Deconstruction as Ceremony
- nyallure1
- Nov 23, 2025
- 3 min read
Rei Kawakubo opens SS26 under the banner "Not Suits, But Suits", a paradox that sums up the mood: challenging tradition while invoking it. The show feels ritualistic, summoned by an urgent need for transformation in a troubled world. Kareem phrases around "needing someone powerful like a shaman" to lead us toward peace, love, fraternity punctuate what otherwise might become pure visual spectacle. The collection isn't about rejecting suit tailoring—it’s about rethinking what a suit can be.

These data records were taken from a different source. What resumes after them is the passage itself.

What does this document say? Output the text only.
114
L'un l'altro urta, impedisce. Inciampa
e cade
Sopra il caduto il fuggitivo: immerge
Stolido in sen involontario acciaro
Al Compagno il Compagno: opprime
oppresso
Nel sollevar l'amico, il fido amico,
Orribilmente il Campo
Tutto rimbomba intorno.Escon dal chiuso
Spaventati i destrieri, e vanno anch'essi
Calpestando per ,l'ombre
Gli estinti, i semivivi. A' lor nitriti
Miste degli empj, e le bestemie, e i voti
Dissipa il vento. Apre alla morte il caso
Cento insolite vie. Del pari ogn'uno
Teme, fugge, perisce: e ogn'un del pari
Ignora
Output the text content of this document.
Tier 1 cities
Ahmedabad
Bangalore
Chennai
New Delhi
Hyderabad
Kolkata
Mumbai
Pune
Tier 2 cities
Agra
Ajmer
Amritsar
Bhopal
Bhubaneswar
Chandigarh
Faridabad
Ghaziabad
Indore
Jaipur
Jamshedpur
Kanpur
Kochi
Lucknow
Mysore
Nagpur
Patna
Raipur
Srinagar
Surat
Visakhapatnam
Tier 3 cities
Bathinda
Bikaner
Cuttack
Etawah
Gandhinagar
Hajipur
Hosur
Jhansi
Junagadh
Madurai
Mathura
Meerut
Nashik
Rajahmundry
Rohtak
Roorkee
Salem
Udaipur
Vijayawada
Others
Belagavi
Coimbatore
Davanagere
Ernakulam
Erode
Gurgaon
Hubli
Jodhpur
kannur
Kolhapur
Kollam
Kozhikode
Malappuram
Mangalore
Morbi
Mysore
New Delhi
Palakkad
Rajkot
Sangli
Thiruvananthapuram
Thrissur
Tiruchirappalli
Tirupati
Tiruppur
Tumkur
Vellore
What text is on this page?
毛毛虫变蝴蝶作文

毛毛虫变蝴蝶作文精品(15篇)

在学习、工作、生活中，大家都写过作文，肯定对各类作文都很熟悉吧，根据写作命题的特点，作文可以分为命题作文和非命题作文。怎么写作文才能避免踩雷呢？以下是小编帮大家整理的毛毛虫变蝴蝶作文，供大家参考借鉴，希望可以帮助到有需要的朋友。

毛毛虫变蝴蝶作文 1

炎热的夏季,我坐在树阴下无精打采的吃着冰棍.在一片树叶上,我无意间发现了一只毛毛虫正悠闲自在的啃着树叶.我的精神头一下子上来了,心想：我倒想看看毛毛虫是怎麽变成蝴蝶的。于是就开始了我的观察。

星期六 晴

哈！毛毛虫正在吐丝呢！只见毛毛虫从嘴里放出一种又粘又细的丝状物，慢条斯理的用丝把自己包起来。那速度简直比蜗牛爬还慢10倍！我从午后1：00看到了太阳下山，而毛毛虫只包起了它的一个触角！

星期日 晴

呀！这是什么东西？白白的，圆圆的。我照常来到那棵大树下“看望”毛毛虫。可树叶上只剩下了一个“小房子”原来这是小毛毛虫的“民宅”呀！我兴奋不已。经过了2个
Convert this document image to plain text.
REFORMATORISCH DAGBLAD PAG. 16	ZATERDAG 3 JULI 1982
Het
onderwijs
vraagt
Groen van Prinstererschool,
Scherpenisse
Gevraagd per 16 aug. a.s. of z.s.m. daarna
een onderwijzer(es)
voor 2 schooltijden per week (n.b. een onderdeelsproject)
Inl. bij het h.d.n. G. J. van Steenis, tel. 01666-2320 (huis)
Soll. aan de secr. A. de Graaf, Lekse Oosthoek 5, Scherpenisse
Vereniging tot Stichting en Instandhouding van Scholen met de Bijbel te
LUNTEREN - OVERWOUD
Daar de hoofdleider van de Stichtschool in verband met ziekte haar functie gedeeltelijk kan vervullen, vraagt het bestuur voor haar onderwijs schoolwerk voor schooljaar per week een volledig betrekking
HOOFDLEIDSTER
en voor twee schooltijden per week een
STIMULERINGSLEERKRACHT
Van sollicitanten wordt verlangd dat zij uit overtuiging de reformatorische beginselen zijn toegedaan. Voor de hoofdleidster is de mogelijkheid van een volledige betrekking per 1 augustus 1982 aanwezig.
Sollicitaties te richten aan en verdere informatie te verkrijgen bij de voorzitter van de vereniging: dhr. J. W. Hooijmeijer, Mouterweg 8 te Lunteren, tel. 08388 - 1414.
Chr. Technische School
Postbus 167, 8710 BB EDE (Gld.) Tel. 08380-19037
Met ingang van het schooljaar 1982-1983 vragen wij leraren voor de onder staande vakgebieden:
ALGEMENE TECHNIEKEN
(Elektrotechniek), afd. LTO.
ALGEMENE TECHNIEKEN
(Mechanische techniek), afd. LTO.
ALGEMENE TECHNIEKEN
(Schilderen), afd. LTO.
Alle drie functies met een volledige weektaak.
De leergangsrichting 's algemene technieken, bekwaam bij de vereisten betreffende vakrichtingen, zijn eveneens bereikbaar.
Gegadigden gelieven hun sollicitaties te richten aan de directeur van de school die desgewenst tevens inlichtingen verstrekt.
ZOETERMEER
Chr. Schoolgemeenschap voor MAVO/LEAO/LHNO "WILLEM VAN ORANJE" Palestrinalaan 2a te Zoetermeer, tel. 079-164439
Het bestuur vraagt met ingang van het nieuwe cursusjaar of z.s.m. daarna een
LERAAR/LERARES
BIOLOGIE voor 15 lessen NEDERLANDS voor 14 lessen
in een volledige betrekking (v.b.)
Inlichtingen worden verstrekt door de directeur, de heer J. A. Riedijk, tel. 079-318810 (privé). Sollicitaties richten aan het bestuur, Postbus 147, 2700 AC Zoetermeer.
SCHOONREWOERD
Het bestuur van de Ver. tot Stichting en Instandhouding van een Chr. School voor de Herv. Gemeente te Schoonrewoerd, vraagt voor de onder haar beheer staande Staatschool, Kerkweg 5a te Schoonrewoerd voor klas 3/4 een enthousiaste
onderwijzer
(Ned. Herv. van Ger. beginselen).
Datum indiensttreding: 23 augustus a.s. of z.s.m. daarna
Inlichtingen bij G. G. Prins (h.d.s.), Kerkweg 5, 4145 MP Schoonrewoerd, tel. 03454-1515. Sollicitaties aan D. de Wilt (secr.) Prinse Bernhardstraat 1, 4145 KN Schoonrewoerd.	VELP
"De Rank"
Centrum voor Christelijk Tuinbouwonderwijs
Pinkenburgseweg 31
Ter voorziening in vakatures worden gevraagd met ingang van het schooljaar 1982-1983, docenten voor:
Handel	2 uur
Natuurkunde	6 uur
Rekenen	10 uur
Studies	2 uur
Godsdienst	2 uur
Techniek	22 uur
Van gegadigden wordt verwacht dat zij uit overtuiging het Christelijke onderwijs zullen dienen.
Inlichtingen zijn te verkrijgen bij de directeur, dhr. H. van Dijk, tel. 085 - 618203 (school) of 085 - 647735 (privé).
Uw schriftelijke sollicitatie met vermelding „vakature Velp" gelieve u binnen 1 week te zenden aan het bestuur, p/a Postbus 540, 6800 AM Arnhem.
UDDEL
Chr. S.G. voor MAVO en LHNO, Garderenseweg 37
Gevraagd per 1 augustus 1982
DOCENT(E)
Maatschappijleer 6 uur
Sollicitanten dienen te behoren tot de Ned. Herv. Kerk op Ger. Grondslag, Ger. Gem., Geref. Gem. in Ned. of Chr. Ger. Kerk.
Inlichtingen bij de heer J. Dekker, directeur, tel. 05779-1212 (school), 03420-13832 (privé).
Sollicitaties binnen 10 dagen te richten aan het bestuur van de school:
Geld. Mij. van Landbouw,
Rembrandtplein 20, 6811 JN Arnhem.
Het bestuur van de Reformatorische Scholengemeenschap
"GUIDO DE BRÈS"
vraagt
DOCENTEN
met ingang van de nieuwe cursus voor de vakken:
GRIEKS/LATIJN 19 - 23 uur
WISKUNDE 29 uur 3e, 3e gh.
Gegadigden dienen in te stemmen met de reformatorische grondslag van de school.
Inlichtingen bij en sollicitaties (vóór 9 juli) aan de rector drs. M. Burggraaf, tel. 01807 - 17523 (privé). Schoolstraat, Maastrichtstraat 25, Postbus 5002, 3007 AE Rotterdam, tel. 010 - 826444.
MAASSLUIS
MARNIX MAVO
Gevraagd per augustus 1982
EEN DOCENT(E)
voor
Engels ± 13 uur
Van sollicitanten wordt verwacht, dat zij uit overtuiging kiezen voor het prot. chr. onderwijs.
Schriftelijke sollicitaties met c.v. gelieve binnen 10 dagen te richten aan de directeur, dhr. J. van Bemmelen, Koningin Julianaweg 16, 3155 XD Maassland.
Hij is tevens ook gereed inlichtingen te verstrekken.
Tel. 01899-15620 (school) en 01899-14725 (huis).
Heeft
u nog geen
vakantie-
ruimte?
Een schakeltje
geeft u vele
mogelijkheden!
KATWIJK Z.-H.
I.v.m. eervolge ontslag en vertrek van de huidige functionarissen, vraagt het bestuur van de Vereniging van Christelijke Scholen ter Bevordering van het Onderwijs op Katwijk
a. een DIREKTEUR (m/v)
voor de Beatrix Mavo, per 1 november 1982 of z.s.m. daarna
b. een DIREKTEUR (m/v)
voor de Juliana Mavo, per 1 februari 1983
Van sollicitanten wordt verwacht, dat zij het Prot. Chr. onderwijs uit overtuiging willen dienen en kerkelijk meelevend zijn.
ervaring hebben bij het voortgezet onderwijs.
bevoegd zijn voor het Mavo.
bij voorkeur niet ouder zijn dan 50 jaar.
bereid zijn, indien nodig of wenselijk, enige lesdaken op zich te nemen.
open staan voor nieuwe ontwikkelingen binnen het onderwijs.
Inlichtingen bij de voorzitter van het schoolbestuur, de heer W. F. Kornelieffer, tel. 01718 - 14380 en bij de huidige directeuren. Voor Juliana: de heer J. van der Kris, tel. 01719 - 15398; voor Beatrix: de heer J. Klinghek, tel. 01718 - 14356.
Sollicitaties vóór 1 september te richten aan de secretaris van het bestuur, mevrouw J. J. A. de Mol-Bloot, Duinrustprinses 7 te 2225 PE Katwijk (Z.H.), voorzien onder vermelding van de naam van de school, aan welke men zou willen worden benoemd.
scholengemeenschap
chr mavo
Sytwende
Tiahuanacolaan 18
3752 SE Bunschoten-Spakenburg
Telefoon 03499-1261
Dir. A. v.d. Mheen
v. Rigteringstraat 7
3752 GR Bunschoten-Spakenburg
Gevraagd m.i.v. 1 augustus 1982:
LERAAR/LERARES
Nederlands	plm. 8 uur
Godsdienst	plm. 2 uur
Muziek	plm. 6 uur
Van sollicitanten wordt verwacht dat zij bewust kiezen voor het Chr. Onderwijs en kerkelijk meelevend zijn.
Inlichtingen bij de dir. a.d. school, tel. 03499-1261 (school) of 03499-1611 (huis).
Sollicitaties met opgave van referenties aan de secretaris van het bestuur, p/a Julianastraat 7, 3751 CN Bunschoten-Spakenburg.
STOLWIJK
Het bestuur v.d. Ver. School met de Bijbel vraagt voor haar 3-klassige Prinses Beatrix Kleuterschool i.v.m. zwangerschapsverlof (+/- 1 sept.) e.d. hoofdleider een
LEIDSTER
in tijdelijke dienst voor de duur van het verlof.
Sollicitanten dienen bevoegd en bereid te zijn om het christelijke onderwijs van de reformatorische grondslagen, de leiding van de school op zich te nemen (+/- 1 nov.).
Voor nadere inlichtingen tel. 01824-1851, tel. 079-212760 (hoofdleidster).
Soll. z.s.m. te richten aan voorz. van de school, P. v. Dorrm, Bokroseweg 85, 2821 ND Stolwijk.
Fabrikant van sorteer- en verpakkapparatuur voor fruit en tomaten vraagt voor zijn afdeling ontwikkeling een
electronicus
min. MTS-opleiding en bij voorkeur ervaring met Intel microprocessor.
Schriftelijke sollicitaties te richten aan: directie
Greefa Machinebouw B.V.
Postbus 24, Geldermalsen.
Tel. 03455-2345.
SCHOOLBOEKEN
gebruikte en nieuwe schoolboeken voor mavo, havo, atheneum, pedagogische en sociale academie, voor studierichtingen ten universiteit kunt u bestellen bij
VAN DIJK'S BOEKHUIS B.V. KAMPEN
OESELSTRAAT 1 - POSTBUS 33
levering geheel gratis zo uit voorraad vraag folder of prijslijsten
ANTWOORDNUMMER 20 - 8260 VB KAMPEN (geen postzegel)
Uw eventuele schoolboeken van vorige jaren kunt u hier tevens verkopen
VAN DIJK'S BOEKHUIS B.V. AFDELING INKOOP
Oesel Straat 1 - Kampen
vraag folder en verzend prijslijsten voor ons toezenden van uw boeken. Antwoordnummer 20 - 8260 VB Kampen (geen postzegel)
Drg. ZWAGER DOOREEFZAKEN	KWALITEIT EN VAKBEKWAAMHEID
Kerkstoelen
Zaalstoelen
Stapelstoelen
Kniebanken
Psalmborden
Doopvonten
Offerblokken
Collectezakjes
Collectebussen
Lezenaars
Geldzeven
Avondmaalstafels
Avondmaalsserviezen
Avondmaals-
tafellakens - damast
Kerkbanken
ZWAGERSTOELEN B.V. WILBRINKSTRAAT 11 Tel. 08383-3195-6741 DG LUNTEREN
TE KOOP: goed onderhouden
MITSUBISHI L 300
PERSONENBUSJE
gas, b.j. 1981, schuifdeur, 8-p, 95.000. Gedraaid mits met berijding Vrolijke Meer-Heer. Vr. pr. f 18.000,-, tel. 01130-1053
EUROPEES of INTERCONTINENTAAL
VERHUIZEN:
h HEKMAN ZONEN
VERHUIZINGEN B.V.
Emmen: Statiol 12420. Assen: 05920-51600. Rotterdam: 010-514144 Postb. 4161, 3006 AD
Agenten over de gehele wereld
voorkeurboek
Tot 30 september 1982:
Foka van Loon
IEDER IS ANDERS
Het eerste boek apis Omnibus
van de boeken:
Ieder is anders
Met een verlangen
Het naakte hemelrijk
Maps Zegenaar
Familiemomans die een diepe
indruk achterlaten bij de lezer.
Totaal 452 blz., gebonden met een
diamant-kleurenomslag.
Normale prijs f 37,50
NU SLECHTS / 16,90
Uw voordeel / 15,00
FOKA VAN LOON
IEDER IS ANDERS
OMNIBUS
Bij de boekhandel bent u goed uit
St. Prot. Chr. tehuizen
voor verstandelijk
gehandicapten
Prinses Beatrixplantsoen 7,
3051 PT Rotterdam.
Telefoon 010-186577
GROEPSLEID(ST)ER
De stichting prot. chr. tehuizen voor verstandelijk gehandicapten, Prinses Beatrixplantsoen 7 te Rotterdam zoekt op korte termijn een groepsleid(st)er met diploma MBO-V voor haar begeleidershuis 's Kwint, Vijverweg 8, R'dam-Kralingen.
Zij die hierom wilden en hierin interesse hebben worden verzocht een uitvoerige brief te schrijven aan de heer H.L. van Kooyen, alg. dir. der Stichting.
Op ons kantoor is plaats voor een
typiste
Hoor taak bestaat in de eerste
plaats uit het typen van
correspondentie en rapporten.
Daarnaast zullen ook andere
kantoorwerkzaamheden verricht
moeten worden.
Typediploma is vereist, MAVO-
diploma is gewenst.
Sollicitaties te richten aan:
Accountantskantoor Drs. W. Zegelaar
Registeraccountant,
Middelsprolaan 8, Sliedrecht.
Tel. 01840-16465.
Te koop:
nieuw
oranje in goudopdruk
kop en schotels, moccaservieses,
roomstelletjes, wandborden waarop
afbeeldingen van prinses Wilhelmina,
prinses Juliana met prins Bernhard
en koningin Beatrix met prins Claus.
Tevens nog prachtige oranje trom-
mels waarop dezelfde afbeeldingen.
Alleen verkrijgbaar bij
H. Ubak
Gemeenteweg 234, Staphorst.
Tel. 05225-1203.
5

Kawakubo deconstructs tailoring from within: jackets with exaggerated, balloon-hips; trousers with unexpected zips or ruffled patches; expanded lapels; coat-tails that spill like skirts; fits that shift mid-look from structured to free. It's not chaos for chaos's sake—there are moments of precision, referencing Savile Row, classic 20th-century cut, but these are shadows, skeletons to be toyed with, stretched, reshaped.
One of the most interesting devices is movement of proportion: slim drainpipe legs juxtaposed with voluminous jackets; sleeves peeling away; collars doubled or flipped; tailoring panels splitting to reveal unexpected underlying textures. The suit becomes both armor and stage prop.
The palette begins in muted, sober tones—greys, deep blues, off-whites—serving as canvas for Kawakubo's signature insurgent touches: bursts of metallic, floral prints with ruffled perimeters, patches of brightness that feel like fractures in a strict form. Texture plays a major role: raw hems, heavy topstitching, layered knits over suiting fabric, zipper splits that reveal less structured underlayers.
Also notable are the alterations: zippers that uncloak, sleeves that become parts of florals, pockets oversized, shapes inflated or deflated mid-look—these are disruptions that call attention to what clothing is doing, not just what it is. The contrast between polish and rough edge is Kawakubo's dialectic here.
From reports, the show's atmosphere blends spectacle with meditation. It pulses with protest, yes, but also with imagination—asking what sartorial identity can offer in times of social fracture. The title "Not Suits, But Suits" insists that what a suit has been is not what it must always be. It is both constraint and expression. Kawakubo seems to suggest that tradition can shelter, but also that it can suffocate, and that clothing might need to both protect and provoke.
There is tension between the new and the familiar: clothing shapes we think we know, remixed; structures that are references rather than replicas. The emotional arc moves from constraint toward release—more layer, more exposing, more unusual silhouette, more anomaly.
Kawakubo's ability to take one of fashion's most rigid symbols—the suit—and wring new meaning from it. The collection disrupts the form without losing respect for what tailoring can do. The balance of conceptual daring with craftsmanship. Even deconstructed pieces have enough structure, enough polish, that they feel carefully considered rather than purely rebellious. This isn't just fashion as image—it feels like fashion as idea, reflection, critique, and vision.
Many of the more dramatic forms, extremes in proportion or cut, will likely remain editorial pieces rather than everyday clothing. That may be fine, but it limits how broadly the collection's lessons translate. The more fracturing and layered the silhouette, the higher the risk of losing impact—some looks may feel visually dense rather than powerfully disruptive. Lighting, photography, styling will affect whether details like topstitching, raw edges, or texture show clearly. Subtlety in this collection is at risk of being lost if not captured with care.
Comme des Garçons SS26 Not Suits, But Suits stands as another proof of Rei Kawakubo's enduring capacity to unsettle and reinvent. The show is both critique and flourish: of what power looks like when defined by presence, by distortion, by the re-imagining of rigid forms.
It's not a show that comforts. It forces you to question: What does structure protect us from? What happens when we pull at edges? How can clothing be both shield and statement? It is, then, both armor and art. And in its contradictions, it finds its power.